The Castle of Milazzo, the heart of the Fortified Citadel, was built after 843 by the Arabs, who razed the Roman castrum to the ground, raising the first nucleus of the castle. The Normans were responsible for the construction of the keep, with cantonals in lava stone, around which Frederick II of Swabia built new buildings in the following years.
The Castle of Milazzo, which develops on an irregular trapezoidal plan due to the need to follow the orography of the terrain. The walls date back to the Norman period, then remodeled in the Swabian period, which take the name of barrera artillera, has 8 quadrangular towers, including the Norman Mastra, with cantonals in lava stone. Four of the corner towers are directed towards the 4 cardinal points. Once there were two doors, the one on the north elevation with an ogival arch in limestone, with the coat of arms of Isabella Castiglia and Ferdinand II of Aragon, which still today allows access to the large central courtyard, and the one on the south side, used as an emergency exit, of which the ogival arch in lava stone remains. From here you can visit the Norman tower, the rooms of the Aragonese complex, and the great fireplace room.

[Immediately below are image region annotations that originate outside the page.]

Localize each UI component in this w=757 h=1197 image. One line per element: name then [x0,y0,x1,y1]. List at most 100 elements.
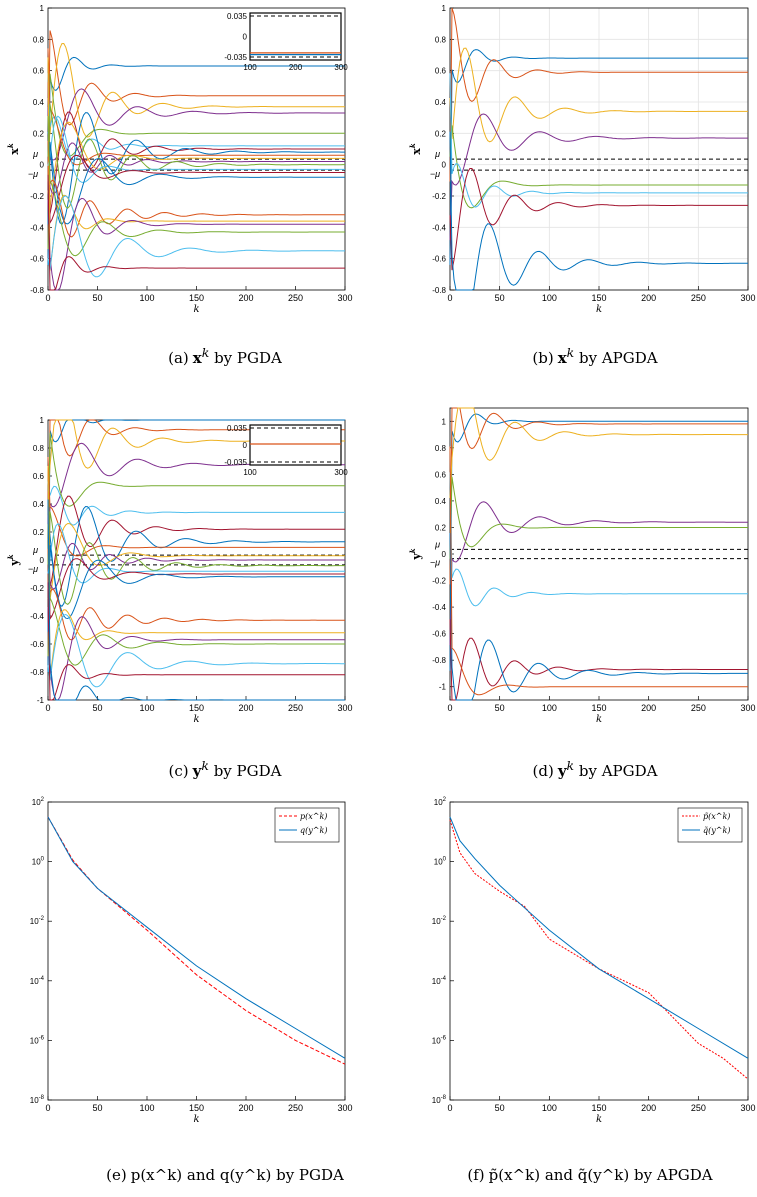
series-line [47,490,345,621]
x-tick-label: 250 [691,1103,706,1113]
y-tick-label: 1 [40,4,45,13]
series-line [47,197,345,291]
y-tick-label: -0.2 [30,584,44,593]
series-line [449,73,748,208]
y-tick-label: -0.6 [432,630,446,639]
y-axis-label-sup: k [408,143,417,148]
x-tick-label: 0 [45,1103,50,1113]
series-line [449,476,748,559]
series-line [47,465,345,678]
series-line [47,456,345,557]
x-tick-label: 0 [45,293,50,303]
x-tick-label: 300 [337,1103,352,1113]
y-axis-label: yk [6,554,21,566]
series-line [47,495,345,623]
x-tick-label: 200 [238,293,253,303]
x-tick-label: 150 [189,703,204,713]
y-tick-label: 0.2 [435,129,447,138]
y-tick-label: 100 [32,857,45,867]
y-tick-label: 1 [442,4,447,13]
x-tick-label: 0 [447,703,452,713]
series-line [47,174,345,291]
y-axis-label: xk [408,143,423,155]
legend-box [274,807,340,843]
x-tick-label: 50 [495,293,505,303]
series-line [47,140,345,238]
x-tick-label: 200 [641,1103,656,1113]
series-line [47,582,345,701]
series-line [47,88,345,241]
inset-y-tick-label: 0 [243,33,248,42]
y-tick-label: 0 [40,556,45,565]
y-tick-label: 102 [434,797,447,807]
x-tick-label: 200 [238,1103,253,1113]
series-line [449,619,748,701]
x-tick-label: 50 [92,703,102,713]
y-tick-exponent: -6 [39,1035,45,1041]
y-tick-exponent: 2 [443,797,447,803]
x-tick-label: 250 [288,293,303,303]
y-tick-label: 0.4 [435,497,447,506]
x-tick-label: 150 [591,293,606,303]
y-tick-exponent: 2 [41,797,45,803]
x-tick-label: 100 [542,1103,557,1113]
series-line [47,505,346,607]
y-axis-label-sup: k [6,554,15,559]
x-tick-label: 150 [591,1103,606,1113]
series-line [47,73,345,157]
series-line [47,141,345,225]
series-line [449,407,748,498]
x-tick-label: 100 [139,1103,154,1113]
inset-x-tick-label: 100 [243,63,257,72]
caption-b: (b) xk by APGDA [532,345,658,367]
x-tick-label: 100 [542,703,557,713]
series-line [47,432,345,565]
caption-d: (d) yk by APGDA [532,758,658,780]
caption-a: (a) xk by PGDA [168,345,282,367]
series-line [449,501,748,646]
x-tick-label: 200 [641,703,656,713]
neg-mu-label: −μ [430,558,440,568]
x-tick-label: 150 [591,703,606,713]
y-tick-label: 1 [40,416,45,425]
caption-f: (f) p̃(x^k) and q̃(y^k) by APGDA [467,1166,713,1184]
series-line [47,82,345,225]
chart-b: 0 50 100 150 200 250 300 -0.8 -0.6 -0.4 -0.2 0 0.2 0.… [408,4,756,315]
neg-mu-label: −μ [28,169,38,179]
series-line [47,115,345,183]
chart-c: 0 50 100 150 200 250 300 -1 -0.8 -0.6 -0.4 -0.2 0 0.2… [6,416,353,725]
series-line [449,413,748,671]
x-axis-label: k [596,304,602,315]
series-line [47,613,345,688]
series-1-line [47,816,346,1059]
series-line [47,57,345,271]
x-tick-label: 250 [288,1103,303,1113]
x-tick-label: 300 [337,293,352,303]
x-tick-label: 300 [740,703,755,713]
series-line [47,112,345,226]
series-line [47,104,345,250]
x-axis-label: k [596,1114,602,1125]
inset-x-tick-label: 300 [334,63,348,72]
legend-entry: q̃(y^k) [703,826,730,835]
y-tick-label: 0.8 [33,35,45,44]
inset-y-tick-label: -0.035 [224,458,247,467]
x-tick-label: 250 [288,703,303,713]
x-tick-label: 150 [189,293,204,303]
x-axis-label: k [193,714,199,725]
series-line [449,168,748,271]
y-tick-label: 0.2 [33,528,45,537]
series-line [47,73,345,161]
y-tick-label: 102 [32,797,45,807]
y-axis-label: xk [6,143,21,155]
series-line [47,111,345,216]
x-tick-label: 0 [447,1103,452,1113]
y-tick-label: 10-2 [432,916,447,926]
chart-a: 0 50 100 150 200 250 300 -0.8 -0.6 -0.4 -0.2 0 0.2 0.… [6,4,353,315]
y-tick-exponent: -2 [39,916,45,922]
inset-y-tick-label: 0 [243,441,248,450]
x-tick-label: 150 [189,1103,204,1113]
series-line [47,195,345,278]
series-line [449,532,748,701]
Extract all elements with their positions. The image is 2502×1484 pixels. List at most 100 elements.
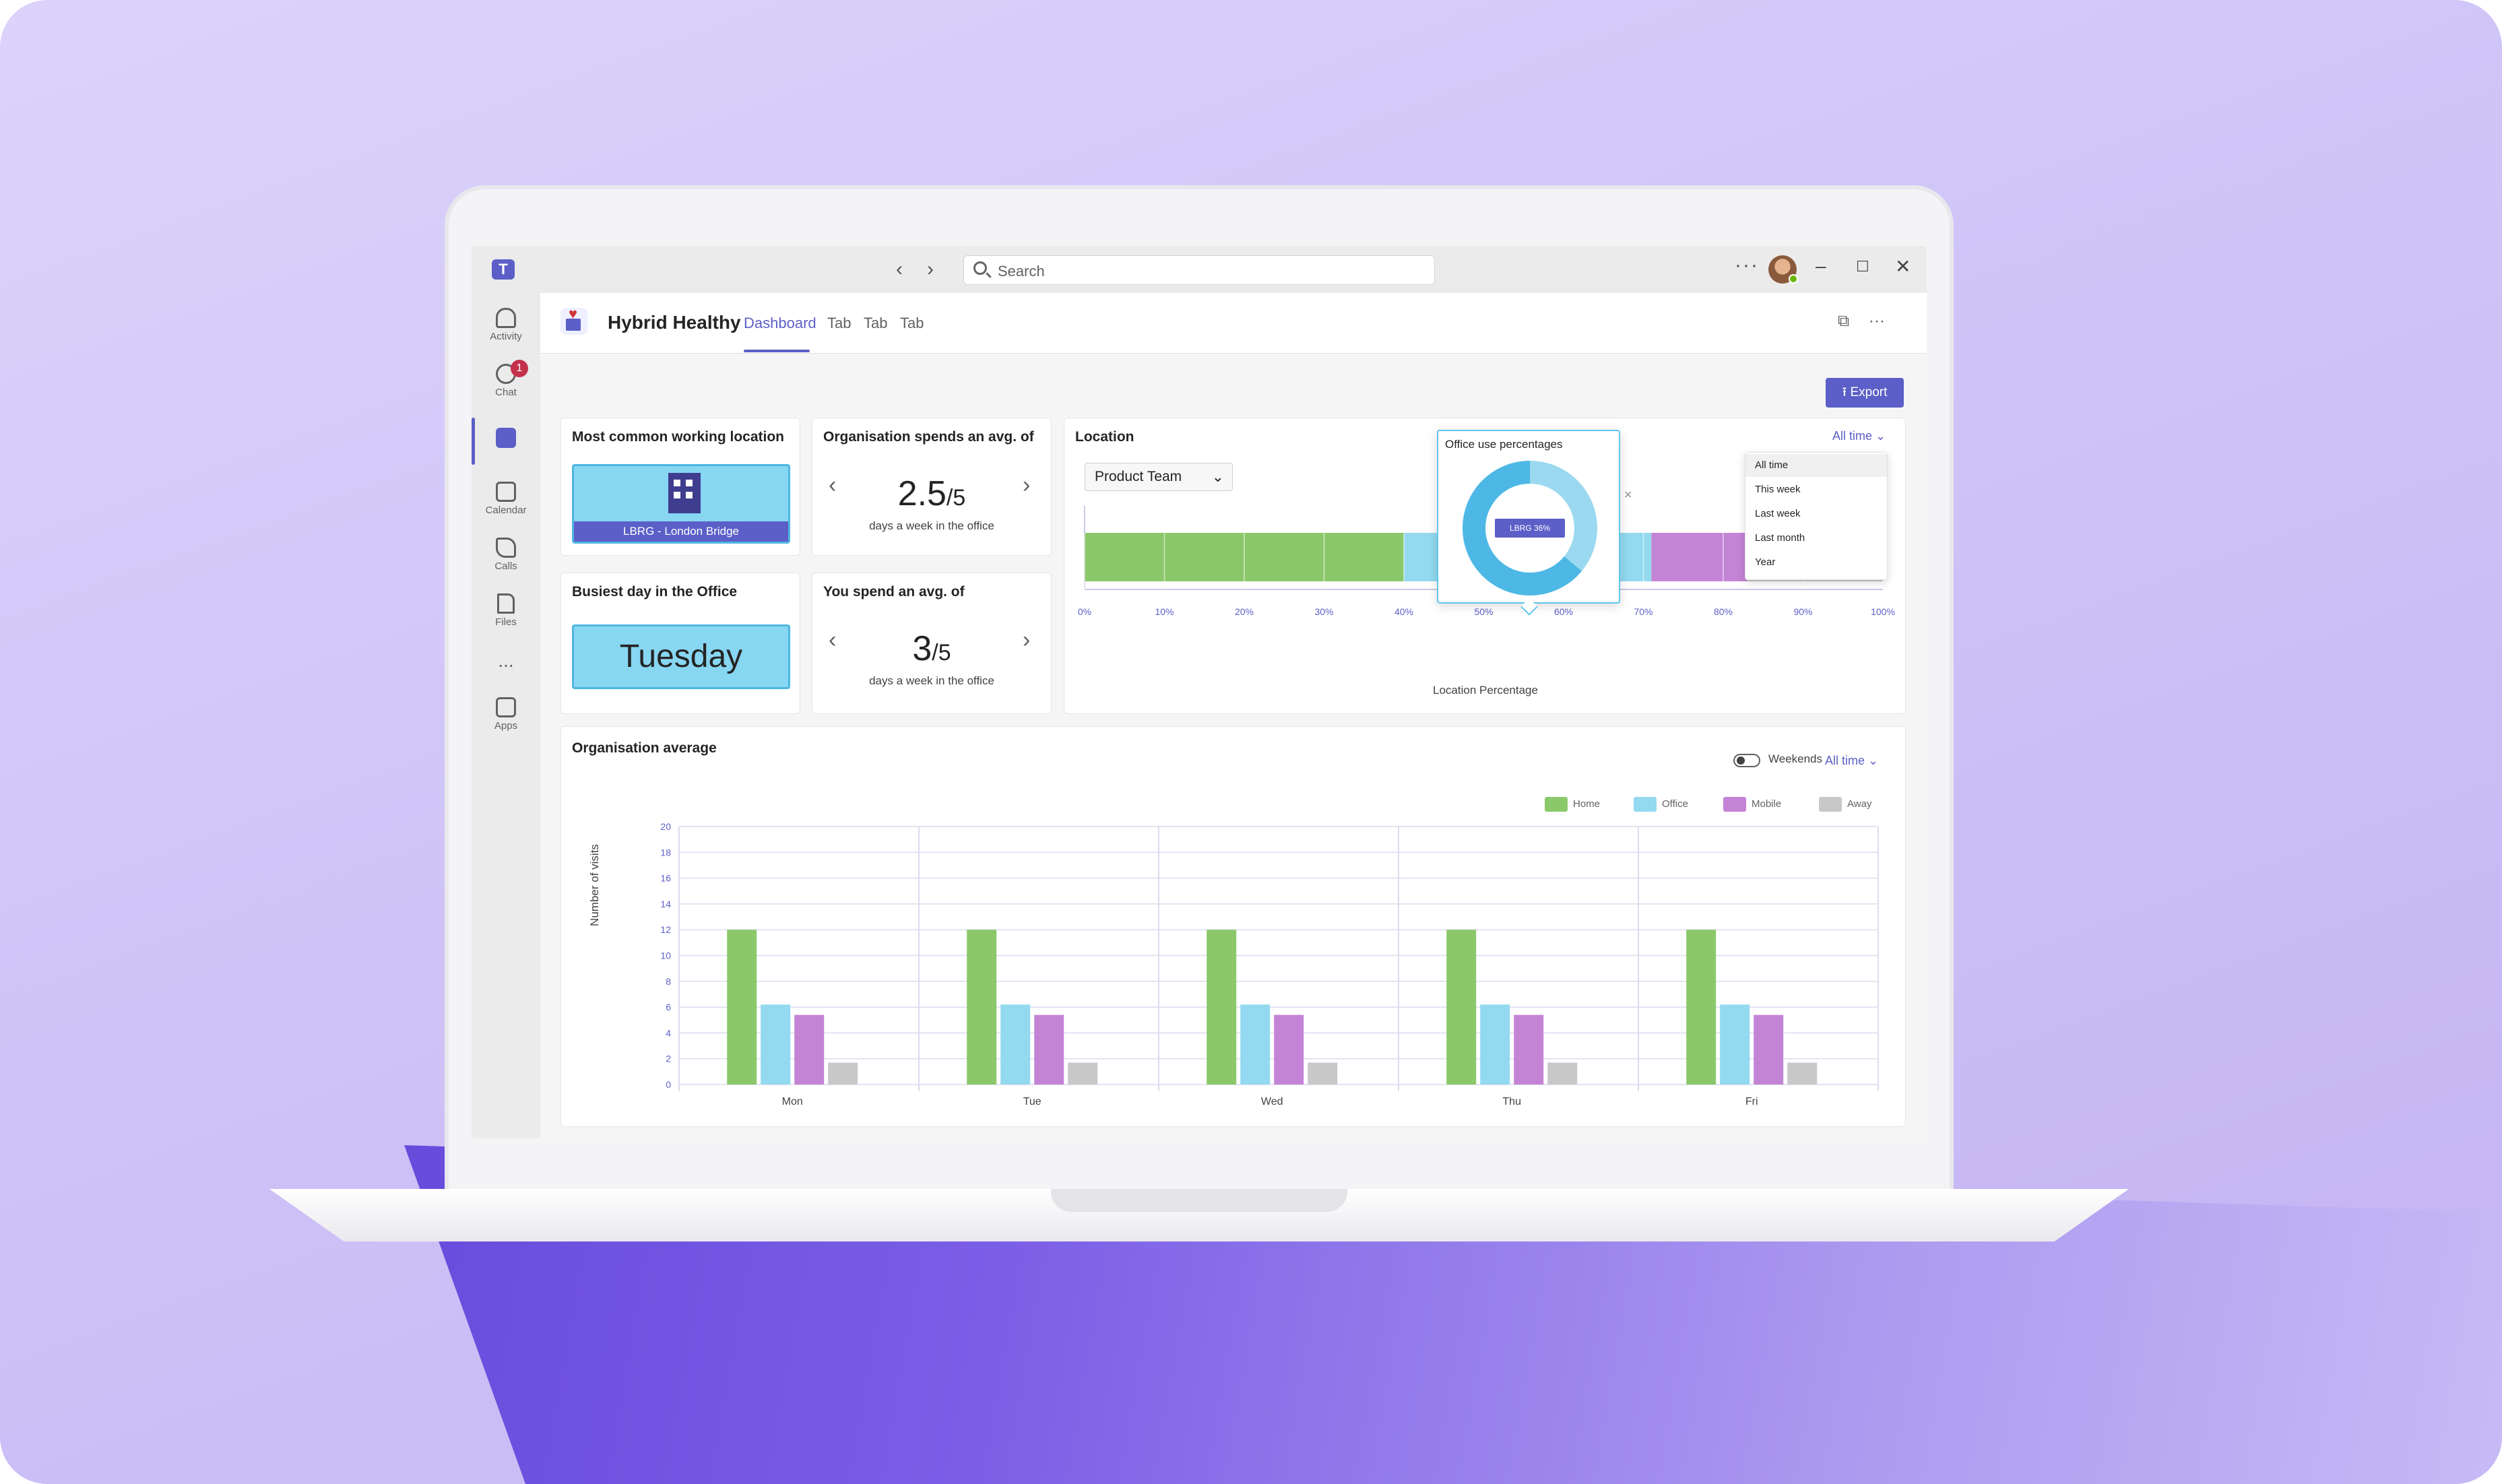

The large quadrangular Norman tower in the middle of the west side represents the oldest part of the whole Castle. It is the highest tower, about 17 meters, and was inserted in the Frederick's walls. It has a shoe base of a later age, which does not exceed 10 m in height and surrounds it on all four sides. Characteristic elements of the tower are: the use of lava stone in ashlars for the construction of the cantons; the rounded edges at the openings; the horizontal herringbone decoration with bricks that marks the middle part of what must have been the original structure. In fact, in the 1400s, to make it less vulnerable to artillery and to adapt it to new firearms, it was lowered almost to the level of the Federician city walls.
The fireplace room dates back to the Swabian era. This was accessed via a brick pavement placed in a herringbone pattern, some steps and an atrium. The room, illuminated by mullioned windows, is divided into three bays by two pointed arches in lava stone. Inside, a small ogival door, also with a lava stone frame, introduces a second smaller room, dominated by a large pointed arch.
The rooms of the Aragonese complex surrounded almost the entire courtyard. The lower floor was probably used to house service rooms, the main floor was accessed via the staircase located on the south side, or via internal stairs. The premises were annexed to the fireplace room and made communicating. The structure was significantly remodeled when it became a prison. In the north wing is the prison chapel where there probably once was a chapel dedicated to Santa Barbara.